I agree with your assessment if we're carving reality at the joints, but legal fictions are important in people's lives. If legal fictions are descriptively in favor of translegalism, then it matters a lot to how trans people can live their lives. You don't have to believe adoptive parents are biological parents to believe that the legal regime around adoption has a lot of effect on the lives of all the people involved in adoption.
Essentially, I think there are two separate questions here:
What legal barriers, or legal support is there for changing one's documented sex?
What do trans people believe that makes them want to change their documented sex?
Obviously, the main disanalogy between adoptive sex and adoptive parenthood is in the participants' explanation of what they are doing, and why they are doing it. Adoptive parents understand that they were not "parents" in any sense before adoption, and that the act of the court is the thing granting legitimacy to their claim of "parenthood." Adoptive men/women on the other hand, often claim that they have always been their adoptive sex in some sense, and are merely seeking medical, social and legal recourse to reflect this personal belief.

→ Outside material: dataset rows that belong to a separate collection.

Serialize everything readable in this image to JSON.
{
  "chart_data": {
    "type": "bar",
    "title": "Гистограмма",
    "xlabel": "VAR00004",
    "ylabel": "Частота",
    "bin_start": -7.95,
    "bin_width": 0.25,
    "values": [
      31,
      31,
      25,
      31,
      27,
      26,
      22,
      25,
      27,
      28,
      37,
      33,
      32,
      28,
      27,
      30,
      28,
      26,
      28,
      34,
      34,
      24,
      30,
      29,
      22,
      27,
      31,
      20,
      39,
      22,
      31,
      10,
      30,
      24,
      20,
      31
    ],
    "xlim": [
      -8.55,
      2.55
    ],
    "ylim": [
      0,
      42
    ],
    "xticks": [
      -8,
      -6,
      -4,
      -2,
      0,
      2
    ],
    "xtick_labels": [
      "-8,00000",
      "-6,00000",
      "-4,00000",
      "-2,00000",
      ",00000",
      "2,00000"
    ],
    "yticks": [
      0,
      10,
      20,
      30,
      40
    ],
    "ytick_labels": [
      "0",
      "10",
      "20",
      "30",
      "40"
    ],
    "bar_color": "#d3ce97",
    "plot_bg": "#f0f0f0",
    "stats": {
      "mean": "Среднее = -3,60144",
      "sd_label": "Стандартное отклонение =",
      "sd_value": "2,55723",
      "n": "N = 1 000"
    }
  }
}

But I'm not sure if that difference matters in practice. The law can be relatively agnostic to the why of people transitioning - I'm sure a lot of adoptive parents' desire to adopt comes from a religious background, but the state shouldn't have to decide that metaphysical question before allowing them to adopt. Similarly, I think the metaphysical claims of many trans people (that they either have a soul/mind of their adoptive sex, or that they have a brain more in line with their adoptive sex) is kind of a side issue to the first question. I'm okay with considering this almost a religious question (I don't believe in souls, and a lot of the brain evidence is pretty mixed) and moving on with my life. I feel like my translegalism+hospitality approach lets me see reality at its joints just fine, while still allowing people some freedom to live their lives the way they want to.
When I read the italicized bit, I immediately thought of foster parents, who form a sort of intermediate case--they clearly have some of the rights and responsibilities of parenthood, but not to the same permanent extent as adoptive or natural parents. If someone were to ask me, "are foster parents a subset of parents?" I'd say...kind of? For some purposes yes, other purposes no?
Do you think this fits into the adoptive sex metaphor?